There is endless medical misinformation being dispensed in this pandemic moment. “Don’t take ibuprofen” or “hold your breath for 10 seconds to see if you have the coronavirus” or “drink some colloidal silver” are just a few among them (with potentially even worse suggestions coming from even more dubious sources).
But even before all of this went down, people adhered to weird health-related directives. Perhaps most famously, we’ve all casually tossed around the phrase “an apple a day keeps the doctor away.” And really, what the hell? We only say that because it rhymes. The “apple” part has literally nothing to do with it. You could replace it with anything! “A pint of vodka a day keeps the doctor away” sounds just as catchy. (Also: Still not true.)
So what’s the deal? Do doctors really just love apples? What if I only ate apples? Let’s do some freaking math.
Two thousand calories per day is the USDA standard, though depending on age, gender, activity level and other factors, we may need more or less. But let’s just use 2,000 calories as our figure. In order to achieve that caloric need in apples alone, with an apple averaging 95 calories, you’d need to eat 21 apples a day.
According to Health.gov, a 2,000-calorie diet requires 46 grams of protein and 130 grams of carbohydrates. Twenty-one apples a day would leave you at a 25-gram deficit for protein, and a surplus of 395 grams in carbohydrates.

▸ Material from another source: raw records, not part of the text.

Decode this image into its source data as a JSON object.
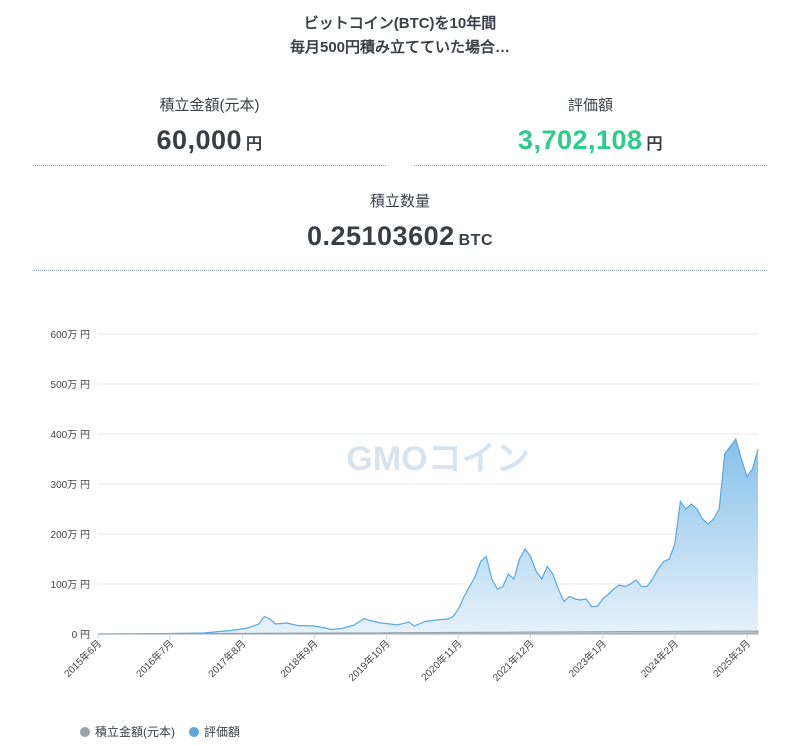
{
  "headline": {
    "line1": "ビットコイン(BTC)を10年間",
    "line2": "毎月500円積み立てていた場合…"
  },
  "stats": {
    "principal": {
      "label": "積立金額(元本)",
      "value": "60,000",
      "unit": "円"
    },
    "valuation": {
      "label": "評価額",
      "value": "3,702,108",
      "unit": "円"
    },
    "quantity": {
      "label": "積立数量",
      "value": "0.25103602",
      "unit": "BTC"
    }
  },
  "watermark": "GMOコイン",
  "colors": {
    "principal": "#9aa3ab",
    "valuation": "#5aa7e0",
    "valuation_fill_top": "#7fbde9",
    "valuation_fill_bottom": "#e3f0fa",
    "highlight": "#2ecc8a"
  },
  "chart_data": {
    "type": "area",
    "title": "",
    "xlabel": "",
    "ylabel": "",
    "ylim": [
      0,
      6000000
    ],
    "y_ticks": [
      {
        "value": 0,
        "label": "0 円"
      },
      {
        "value": 1000000,
        "label": "100万 円"
      },
      {
        "value": 2000000,
        "label": "200万 円"
      },
      {
        "value": 3000000,
        "label": "300万 円"
      },
      {
        "value": 4000000,
        "label": "400万 円"
      },
      {
        "value": 5000000,
        "label": "500万 円"
      },
      {
        "value": 6000000,
        "label": "600万 円"
      }
    ],
    "x_range": [
      "2015-06",
      "2025-05"
    ],
    "x_ticks": [
      {
        "date": "2015-06",
        "label": "2015年6月"
      },
      {
        "date": "2016-07",
        "label": "2016年7月"
      },
      {
        "date": "2017-08",
        "label": "2017年8月"
      },
      {
        "date": "2018-09",
        "label": "2018年9月"
      },
      {
        "date": "2019-10",
        "label": "2019年10月"
      },
      {
        "date": "2020-11",
        "label": "2020年11月"
      },
      {
        "date": "2021-12",
        "label": "2021年12月"
      },
      {
        "date": "2023-01",
        "label": "2023年1月"
      },
      {
        "date": "2024-02",
        "label": "2024年2月"
      },
      {
        "date": "2025-03",
        "label": "2025年3月"
      }
    ],
    "grid": true,
    "legend_position": "bottom-left",
    "series": [
      {
        "name": "積立金額(元本)",
        "points": [
          [
            "2015-06",
            500
          ],
          [
            "2025-05",
            60000
          ]
        ]
      },
      {
        "name": "評価額",
        "points": [
          [
            "2015-06",
            500
          ],
          [
            "2016-01",
            4000
          ],
          [
            "2016-07",
            10000
          ],
          [
            "2017-01",
            20000
          ],
          [
            "2017-06",
            70000
          ],
          [
            "2017-09",
            120000
          ],
          [
            "2017-11",
            200000
          ],
          [
            "2017-12",
            350000
          ],
          [
            "2018-01",
            300000
          ],
          [
            "2018-02",
            200000
          ],
          [
            "2018-04",
            220000
          ],
          [
            "2018-06",
            170000
          ],
          [
            "2018-09",
            160000
          ],
          [
            "2018-11",
            120000
          ],
          [
            "2018-12",
            90000
          ],
          [
            "2019-02",
            110000
          ],
          [
            "2019-04",
            170000
          ],
          [
            "2019-06",
            310000
          ],
          [
            "2019-07",
            270000
          ],
          [
            "2019-09",
            220000
          ],
          [
            "2019-10",
            210000
          ],
          [
            "2019-12",
            180000
          ],
          [
            "2020-02",
            240000
          ],
          [
            "2020-03",
            160000
          ],
          [
            "2020-05",
            250000
          ],
          [
            "2020-07",
            280000
          ],
          [
            "2020-09",
            300000
          ],
          [
            "2020-10",
            350000
          ],
          [
            "2020-11",
            500000
          ],
          [
            "2020-12",
            750000
          ],
          [
            "2021-01",
            950000
          ],
          [
            "2021-02",
            1150000
          ],
          [
            "2021-03",
            1450000
          ],
          [
            "2021-04",
            1550000
          ],
          [
            "2021-05",
            1100000
          ],
          [
            "2021-06",
            900000
          ],
          [
            "2021-07",
            950000
          ],
          [
            "2021-08",
            1200000
          ],
          [
            "2021-09",
            1100000
          ],
          [
            "2021-10",
            1500000
          ],
          [
            "2021-11",
            1700000
          ],
          [
            "2021-12",
            1550000
          ],
          [
            "2022-01",
            1250000
          ],
          [
            "2022-02",
            1100000
          ],
          [
            "2022-03",
            1350000
          ],
          [
            "2022-04",
            1200000
          ],
          [
            "2022-05",
            900000
          ],
          [
            "2022-06",
            650000
          ],
          [
            "2022-07",
            750000
          ],
          [
            "2022-08",
            700000
          ],
          [
            "2022-09",
            680000
          ],
          [
            "2022-10",
            700000
          ],
          [
            "2022-11",
            550000
          ],
          [
            "2022-12",
            550000
          ],
          [
            "2023-01",
            700000
          ],
          [
            "2023-02",
            800000
          ],
          [
            "2023-03",
            900000
          ],
          [
            "2023-04",
            980000
          ],
          [
            "2023-05",
            950000
          ],
          [
            "2023-06",
            1000000
          ],
          [
            "2023-07",
            1080000
          ],
          [
            "2023-08",
            950000
          ],
          [
            "2023-09",
            950000
          ],
          [
            "2023-10",
            1100000
          ],
          [
            "2023-11",
            1300000
          ],
          [
            "2023-12",
            1450000
          ],
          [
            "2024-01",
            1500000
          ],
          [
            "2024-02",
            1800000
          ],
          [
            "2024-03",
            2650000
          ],
          [
            "2024-04",
            2500000
          ],
          [
            "2024-05",
            2600000
          ],
          [
            "2024-06",
            2500000
          ],
          [
            "2024-07",
            2300000
          ],
          [
            "2024-08",
            2200000
          ],
          [
            "2024-09",
            2300000
          ],
          [
            "2024-10",
            2500000
          ],
          [
            "2024-11",
            3600000
          ],
          [
            "2024-12",
            3750000
          ],
          [
            "2025-01",
            3900000
          ],
          [
            "2025-02",
            3500000
          ],
          [
            "2025-03",
            3150000
          ],
          [
            "2025-04",
            3300000
          ],
          [
            "2025-05",
            3702108
          ]
        ]
      }
    ]
  }
}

The calories and carbohydrates in apples come primarily from sugar, at 19 grams per apple. The World Health Organization recommends that sugar account for between 5 and 10 percent of our daily calories, maximum. For a 2,000-calorie diet, 5 percent would equate to 25 grams of sugar. Normally, these sugar measurements refer to the amount of added sugar in our diets, either through processed foods or natural sugar sources like juice or honey. Fruit generally gets an exception because it’s fibrous, allowing our body to more slowly process the sugar. But if you were just eating apples, you’d still be taking in 374 additional grams of sugar per day, likely cancelling out that wiggle room fiber provides for fruit.
It would also make you deficient in a ton of essential vitamins and micronutrients that keep you happy and functional. You’d meet your daily need for vitamin C, but you’d only hit 20 percent of a few other vitamins at best. This, combined with the lack of adequate protein and complete absence of fat, would probably make you spiral into poor health pretty quickly.

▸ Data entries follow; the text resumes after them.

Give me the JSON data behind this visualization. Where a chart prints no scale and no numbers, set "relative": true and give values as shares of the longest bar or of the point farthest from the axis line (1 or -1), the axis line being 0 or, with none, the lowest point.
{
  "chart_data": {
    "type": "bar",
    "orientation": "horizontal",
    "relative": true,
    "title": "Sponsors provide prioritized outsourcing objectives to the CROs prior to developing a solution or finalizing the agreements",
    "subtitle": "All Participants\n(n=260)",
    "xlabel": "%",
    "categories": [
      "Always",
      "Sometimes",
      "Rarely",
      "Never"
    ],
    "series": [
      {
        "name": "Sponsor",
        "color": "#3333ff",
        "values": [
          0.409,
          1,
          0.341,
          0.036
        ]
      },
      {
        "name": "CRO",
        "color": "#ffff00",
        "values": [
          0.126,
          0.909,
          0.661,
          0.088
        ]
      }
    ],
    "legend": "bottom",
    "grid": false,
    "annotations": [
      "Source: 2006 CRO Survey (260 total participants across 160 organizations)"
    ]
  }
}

Recently, my colleague Andrew Fiouzi attempted a week of a fruit-only diet. While diversifying his fruits helped him consume most micronutrients (except B-12), he was still missing out on protein. As such, Dana Hunnes, a clinical dietitian at UCLA Medical Center, warned him that muscle loss and changes to hair and skin could happen within a week or two. After a few months without protein but with sufficient calories, a person risks developing kwashiorkor, and at that point, you wouldn’t even want to “keep the doctor away.”
Obviously, an apple-only diet is just not a good idea. But where does the “apple a day” theory come from, anyway? The saying is thought to have originated in Welsh folklore, and first appeared in print in the mid-1800s as a children’s nursery rhyme of sorts. Basically, we’ve all been repeating a poem for children as dietary advice.
Although it’s pretty much been debunked that eating an apple every day keeps you healthy, it’s worth pointing out that isn’t by any means a bad habit. If you could manage to eat an apple instead of, say, a bag of chips as a snack every day, you’d be making a healthier switch. But that’s pretty much true of any fruit or vegetable. Do not let the Big Apple lobby fool you!